Thank you for submissions to “The Power of Attraction”. I am thankful I had entries, to be precise 3. Here’s entry A.

There is a story, perhaps a myth. A myth on illusion of love and the magic of attraction. This is my story.

I was standing at the corner of the room. She walked in, carrying a basket filled with cookies. She looked around and our eyes met.She smiled at me and walked towards my direction. As her steps moved closer, my heart drummed faster. My hands were dripping with sweat, “I hope we will not need to shake hands later.” I thought to myself.

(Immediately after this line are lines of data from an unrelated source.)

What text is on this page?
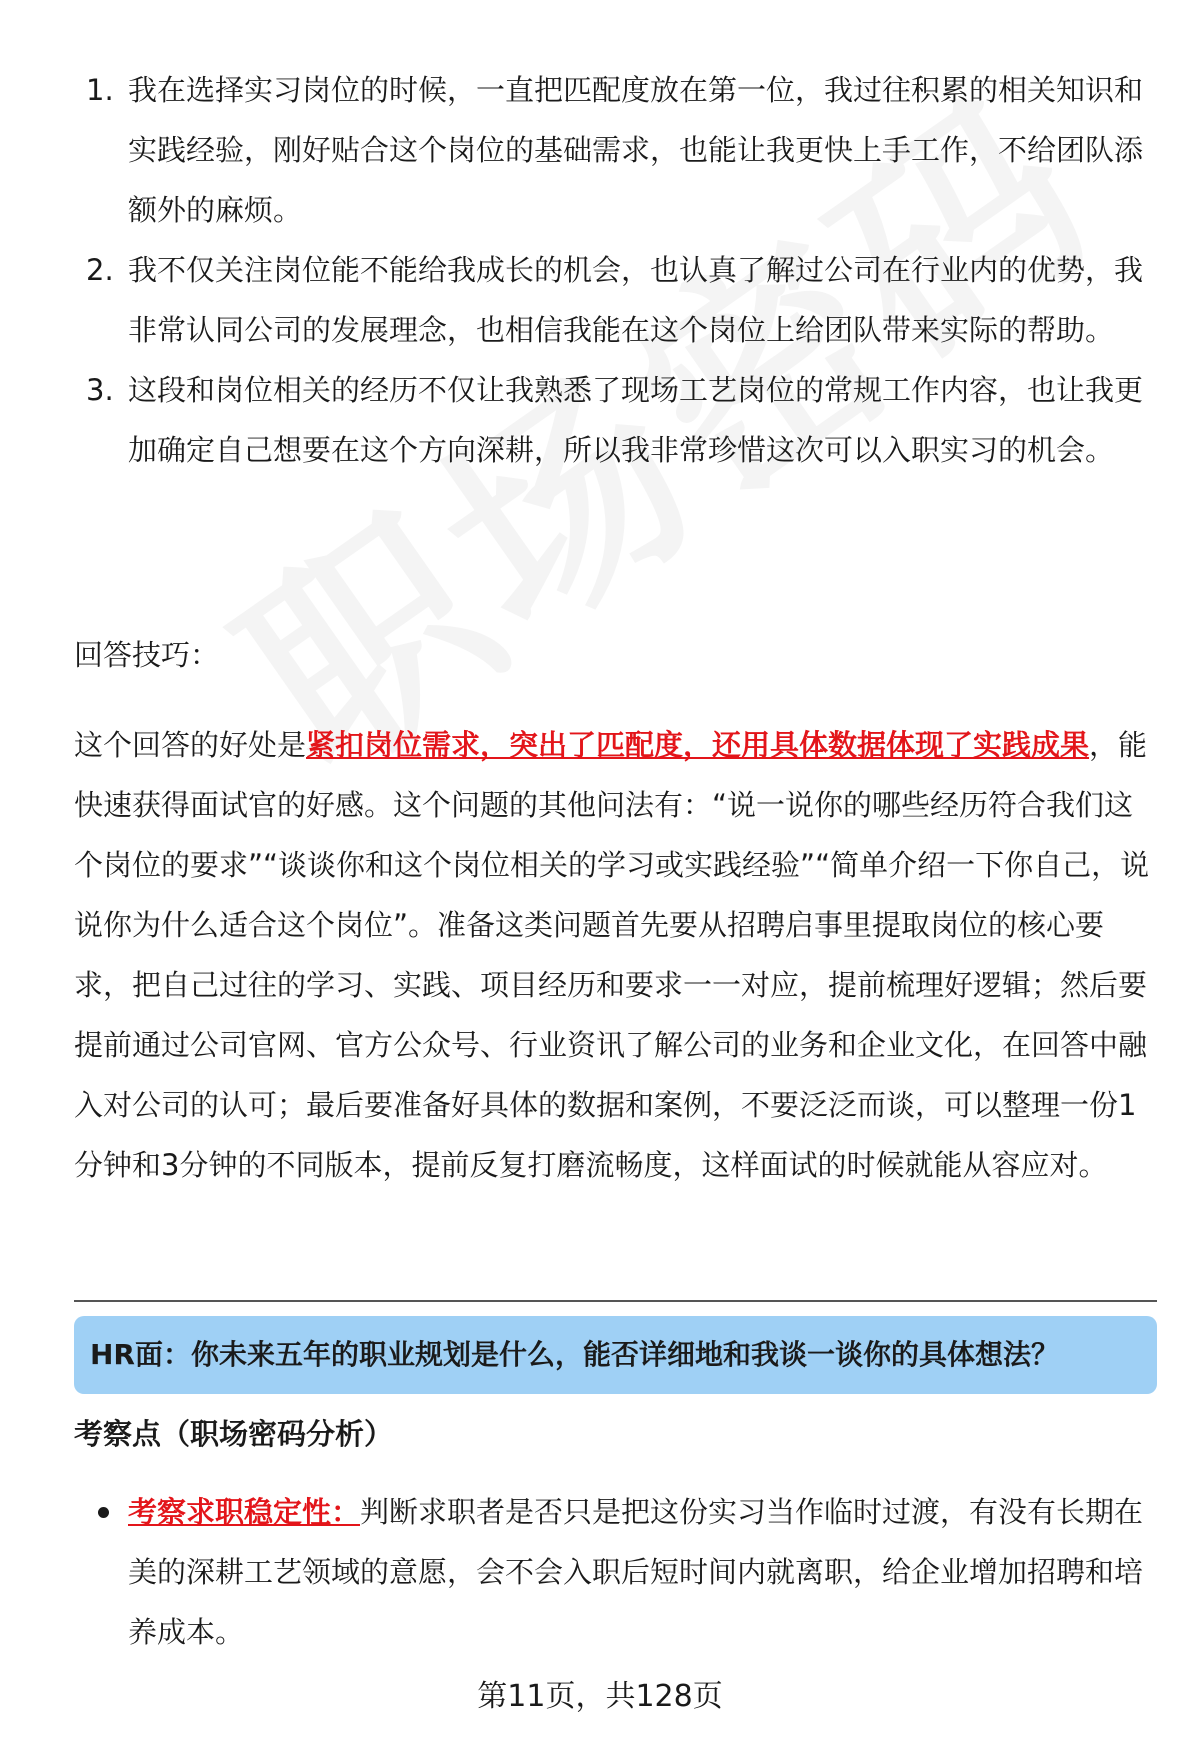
1. 我在选择实习岗位的时候，一直把匹配度放在第一位，我过往积累的相关知识和实践经验，刚好贴合这个岗位的基础需求，也能让我更快上手工作，不给团队添额外的麻烦。
2. 我不仅关注岗位能不能给我成长的机会，也认真了解过公司在行业内的优势，我非常认同公司的发展理念，也相信我能在这个岗位上给团队带来实际的帮助。
3. 这段和岗位相关的经历不仅让我熟悉了现场工艺岗位的常规工作内容，也让我更加确定自己想要在这个方向深耕，所以我非常珍惜这次可以入职实习的机会。

回答技巧：

这个回答的好处是紧扣岗位需求，突出了匹配度，还用具体数据体现了实践成果，能快速获得面试官的好感。这个问题的其他问法有：“说一说你的哪些经历符合我们这个岗位的要求”“谈谈你和这个岗位相关的学习或实践经验”“简单介绍一下你自己，说说你为什么适合这个岗位”。准备这类问题首先要从招聘启事里提取岗位的核心要求，把自己过往的学习、实践、项目经历和要求一一对应，提前梳理好逻辑；然后要提前通过公司官网、官方公众号、行业资讯了解公司的业务和企业文化，在回答中融入对公司的认可；最后要准备好具体的数据和案例，不要泛泛而谈，可以整理一份1分钟和3分钟的不同版本，提前反复打磨流畅度，这样面试的时候就能从容应对。

HR面：你未来五年的职业规划是什么，能否详细地和我谈一谈你的具体想法？
考察点（职场密码分析）
考察求职稳定性：判断求职者是否只是把这份实习当作临时过渡，有没有长期在美的深耕工艺领域的意愿，会不会入职后短时间内就离职，给企业增加招聘和培养成本。
第11页，共128页
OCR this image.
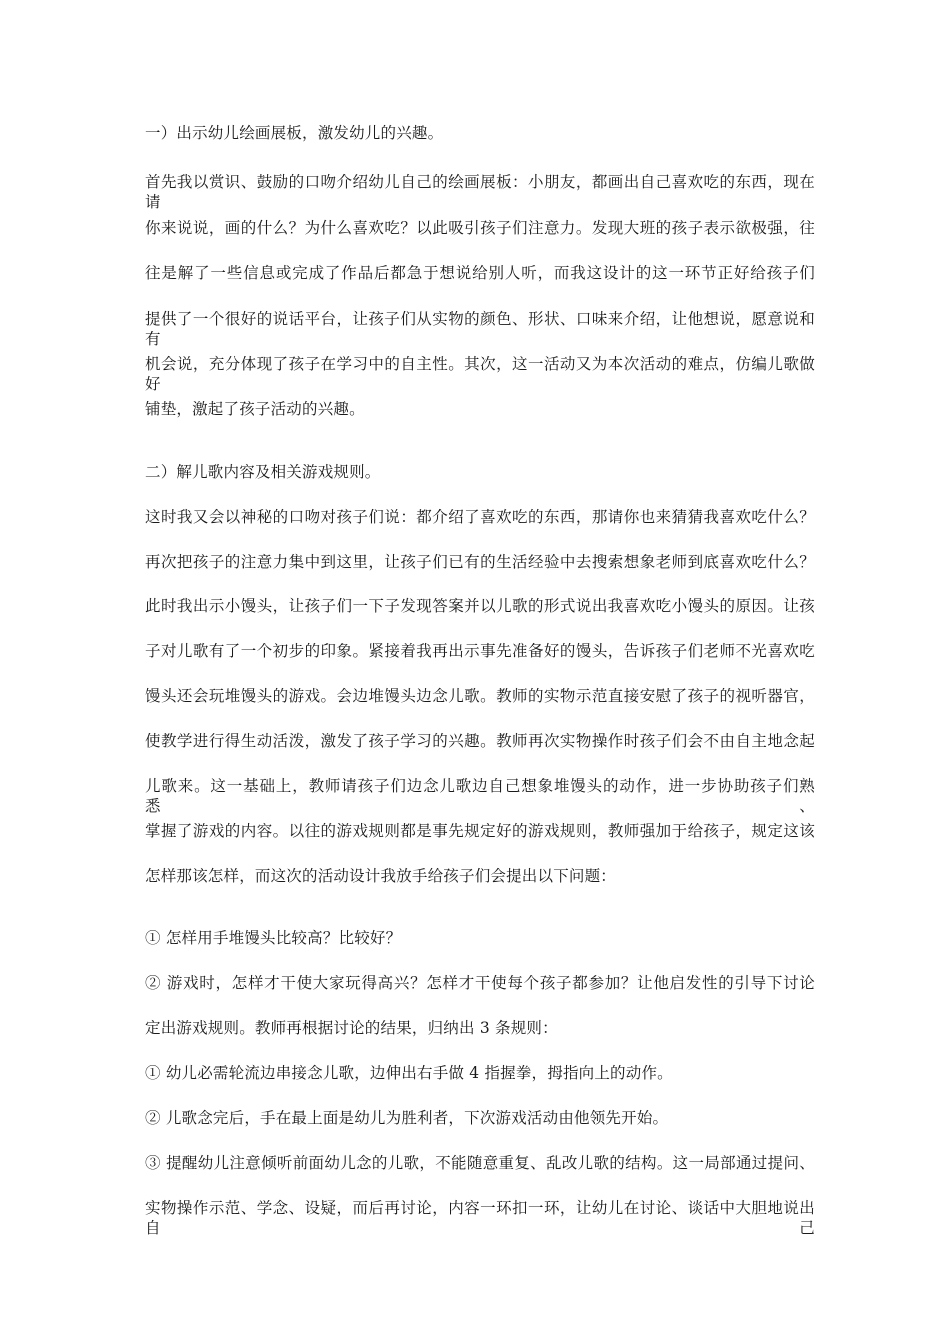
一）出示幼儿绘画展板，激发幼儿的兴趣。
首先我以赏识、鼓励的口吻介绍幼儿自己的绘画展板：小朋友，都画出自己喜欢吃的东西，现在请
你来说说，画的什么？为什么喜欢吃？以此吸引孩子们注意力。发现大班的孩子表示欲极强，往
往是解了一些信息或完成了作品后都急于想说给别人听，而我这设计的这一环节正好给孩子们
提供了一个很好的说话平台，让孩子们从实物的颜色、形状、口味来介绍，让他想说，愿意说和有
机会说，充分体现了孩子在学习中的自主性。其次，这一活动又为本次活动的难点，仿编儿歌做好
铺垫，激起了孩子活动的兴趣。
二）解儿歌内容及相关游戏规则。
这时我又会以神秘的口吻对孩子们说：都介绍了喜欢吃的东西，那请你也来猜猜我喜欢吃什么？
再次把孩子的注意力集中到这里，让孩子们已有的生活经验中去搜索想象老师到底喜欢吃什么？
此时我出示小馒头，让孩子们一下子发现答案并以儿歌的形式说出我喜欢吃小馒头的原因。让孩
子对儿歌有了一个初步的印象。紧接着我再出示事先准备好的馒头，告诉孩子们老师不光喜欢吃
馒头还会玩堆馒头的游戏。会边堆馒头边念儿歌。教师的实物示范直接安慰了孩子的视听器官，
使教学进行得生动活泼，激发了孩子学习的兴趣。教师再次实物操作时孩子们会不由自主地念起
儿歌来。这一基础上，教师请孩子们边念儿歌边自己想象堆馒头的动作，进一步协助孩子们熟悉、
掌握了游戏的内容。以往的游戏规则都是事先规定好的游戏规则，教师强加于给孩子，规定这该
怎样那该怎样，而这次的活动设计我放手给孩子们会提出以下问题：
① 怎样用手堆馒头比较高？比较好？
② 游戏时，怎样才干使大家玩得高兴？怎样才干使每个孩子都参加？让他启发性的引导下讨论
定出游戏规则。教师再根据讨论的结果，归纳出 3 条规则：
① 幼儿必需轮流边串接念儿歌，边伸出右手做 4 指握拳，拇指向上的动作。
② 儿歌念完后，手在最上面是幼儿为胜利者，下次游戏活动由他领先开始。
③ 提醒幼儿注意倾听前面幼儿念的儿歌，不能随意重复、乱改儿歌的结构。这一局部通过提问、
实物操作示范、学念、设疑，而后再讨论，内容一环扣一环，让幼儿在讨论、谈话中大胆地说出自己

“Hi, would you like to buy a packet of cookies? It’s for charity. I’m fund raising for …” her sweet voice spoke. The remaining few moments in my life that day were blurred. I went into autopilot mode. As she walked away, I realized I was holding a packet of cookies. “What did I say to her?” Her beauty enchanted me. Her voice bewitched my soul.

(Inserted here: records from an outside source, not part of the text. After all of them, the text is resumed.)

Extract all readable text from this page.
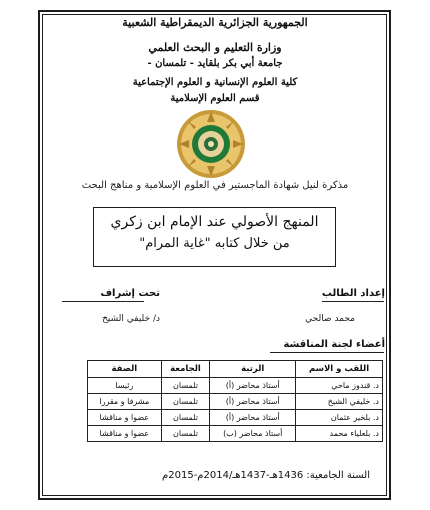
الجمهورية الجزائرية الديمقراطية الشعبية
وزارة التعليم و البحث العلمي
جامعة أبي بكر بلقايد - تلمسان -
كلية العلوم الإنسانية و العلوم الإجتماعية
قسم العلوم الإسلامية
مذكرة لنيل شهادة الماجستير في العلوم الإسلامية و مناهج البحث
المنهج الأصولي عند الإمام ابن زكري
من خلال كتابه "غاية المرام"
إعداد الطالب
محمد صالحي
تحت إشراف
د/ خليفي الشيخ
أعضاء لجنة المناقشة
اللقب و الاسم	الرتبة	الجامعة	الصفة
د. قندوز ماحي	أستاذ محاضر (أ)	تلمسان	رئيسا
د. خليفي الشيخ	أستاذ محاضر (أ)	تلمسان	مشرفا و مقررا
د. بلخير عثمان	أستاذ محاضر (أ)	تلمسان	عضوا و مناقشا
د. بلعلياء محمد	أستاذ محاضر (ب)	تلمسان	عضوا و مناقشا
السنة الجامعية: 1436هـ-1437هـ/2014م-2015م
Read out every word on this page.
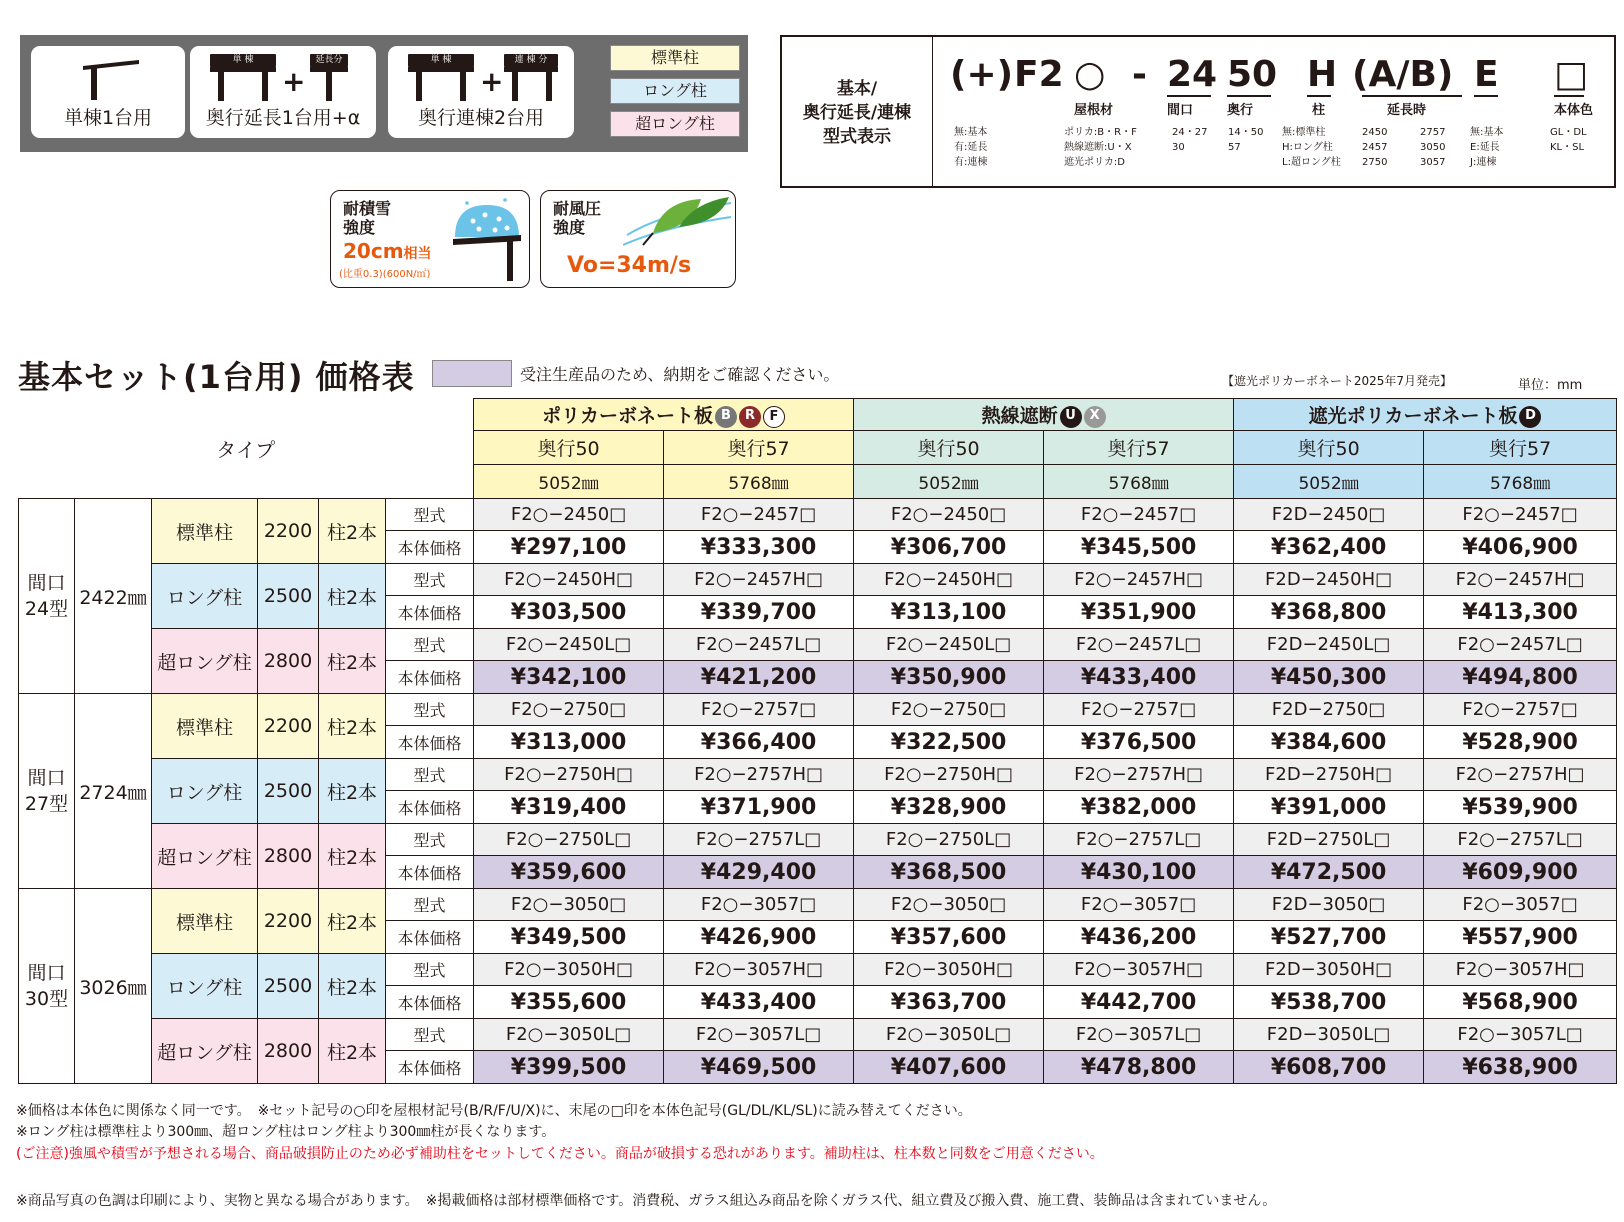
単棟1台用
単 棟
+
延長分
奥行延長1台用+α
単 棟
+
連 棟 分
奥行連棟2台用
標準柱
ロング柱
超ロング柱
基本/
奥行延長/連棟
型式表示
(+) F2 ○ - 24 50 H (A/B) E □
屋根材	間口	奥行	柱	延長時	本体色
無:基本
有:延長
有:連棟
ポリカ:B・R・F
熱線遮断:U・X
遮光ポリカ:D
24・27
30
14・50
57
無:標準柱
H:ロング柱
L:超ロング柱
2450
2457
2750
2757
3050
3057
無:基本
E:延長
J:連棟
GL・DL
KL・SL
耐積雪
強度
20cm相当
(比重0.3)(600N/㎡)
耐風圧
強度
Vo=34m/s
基本セット(1台用) 価格表	受注生産品のため、納期をご確認ください。	【遮光ポリカーボネート2025年7月発売】	単位：mm
タイプ						ポリカーボネート板 B R F		熱線遮断 U X		遮光ポリカーボネート板 D	
						奥行50	奥行57	奥行50	奥行57	奥行50	奥行57
						5052㎜	5768㎜	5052㎜	5768㎜	5052㎜	5768㎜

間口
24型	2422㎜	標準柱	2200	柱2本	型式	F2○−2450□	F2○−2457□	F2○−2450□	F2○−2457□	F2D−2450□	F2○−2457□
					本体価格	¥297,100	¥333,300	¥306,700	¥345,500	¥362,400	¥406,900
		ロング柱	2500	柱2本	型式	F2○−2450H□	F2○−2457H□	F2○−2450H□	F2○−2457H□	F2D−2450H□	F2○−2457H□
					本体価格	¥303,500	¥339,700	¥313,100	¥351,900	¥368,800	¥413,300
		超ロング柱	2800	柱2本	型式	F2○−2450L□	F2○−2457L□	F2○−2450L□	F2○−2457L□	F2D−2450L□	F2○−2457L□
					本体価格	¥342,100	¥421,200	¥350,900	¥433,400	¥450,300	¥494,800

間口
27型	2724㎜	標準柱	2200	柱2本	型式	F2○−2750□	F2○−2757□	F2○−2750□	F2○−2757□	F2D−2750□	F2○−2757□
					本体価格	¥313,000	¥366,400	¥322,500	¥376,500	¥384,600	¥528,900
		ロング柱	2500	柱2本	型式	F2○−2750H□	F2○−2757H□	F2○−2750H□	F2○−2757H□	F2D−2750H□	F2○−2757H□
					本体価格	¥319,400	¥371,900	¥328,900	¥382,000	¥391,000	¥539,900
		超ロング柱	2800	柱2本	型式	F2○−2750L□	F2○−2757L□	F2○−2750L□	F2○−2757L□	F2D−2750L□	F2○−2757L□
					本体価格	¥359,600	¥429,400	¥368,500	¥430,100	¥472,500	¥609,900

間口
30型	3026㎜	標準柱	2200	柱2本	型式	F2○−3050□	F2○−3057□	F2○−3050□	F2○−3057□	F2D−3050□	F2○−3057□
					本体価格	¥349,500	¥426,900	¥357,600	¥436,200	¥527,700	¥557,900
		ロング柱	2500	柱2本	型式	F2○−3050H□	F2○−3057H□	F2○−3050H□	F2○−3057H□	F2D−3050H□	F2○−3057H□
					本体価格	¥355,600	¥433,400	¥363,700	¥442,700	¥538,700	¥568,900
		超ロング柱	2800	柱2本	型式	F2○−3050L□	F2○−3057L□	F2○−3050L□	F2○−3057L□	F2D−3050L□	F2○−3057L□
					本体価格	¥399,500	¥469,500	¥407,600	¥478,800	¥608,700	¥638,900
※価格は本体色に関係なく同一です。　※セット記号の○印を屋根材記号(B/R/F/U/X)に、末尾の□印を本体色記号(GL/DL/KL/SL)に読み替えてください。
※ロング柱は標準柱より300㎜、超ロング柱はロング柱より300㎜柱が長くなります。
(ご注意)強風や積雪が予想される場合、商品破損防止のため必ず補助柱をセットしてください。商品が破損する恐れがあります。補助柱は、柱本数と同数をご用意ください。
※商品写真の色調は印刷により、実物と異なる場合があります。　※掲載価格は部材標準価格です。消費税、ガラス組込み商品を除くガラス代、組立費及び搬入費、施工費、装飾品は含まれていません。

Weeks passed, I soon found out from a friend who took the same school bus as her, her home address. I attended every function organized by her school for 6 consecutive months, just to catch a glimpse of her. She never took notice of my presence. I knew I needed to do something as I no longer could refrain my attraction for her. I am not a stalker. I do not want to be one.

I started writing letters to her but should I leave a name or a correspondence address? What if she finds out who I am? I was clearly troubled but as I held the pen and started writing her name on the white piece of paper, I felt calm. Hence, it started, my confession of love for her through my letters. I wrote to her diligently for months, letters of love and of completion. I could feel the magic of unconditional love, even though I knew she was unaware of my real identity. I silently affirmed my love for her.

I grew fonder of her with each passing day. I shared my innermost thoughts with her. Though, I never heard her say, her smile told me so that she’s happy. I could be the reason behind her happiness.

Months passed and I continued writing to her. Then, one day my friend told me that she stopped taking the school bus as she has moved home. Why did she move? Where to ? I saw her the following weekend. I wanted to ask her for her new mailing address but I didn’t have the courage to walk up to her. I hated myself then. That was just it. It ended, I lost touch with her. After high school, I never saw her again.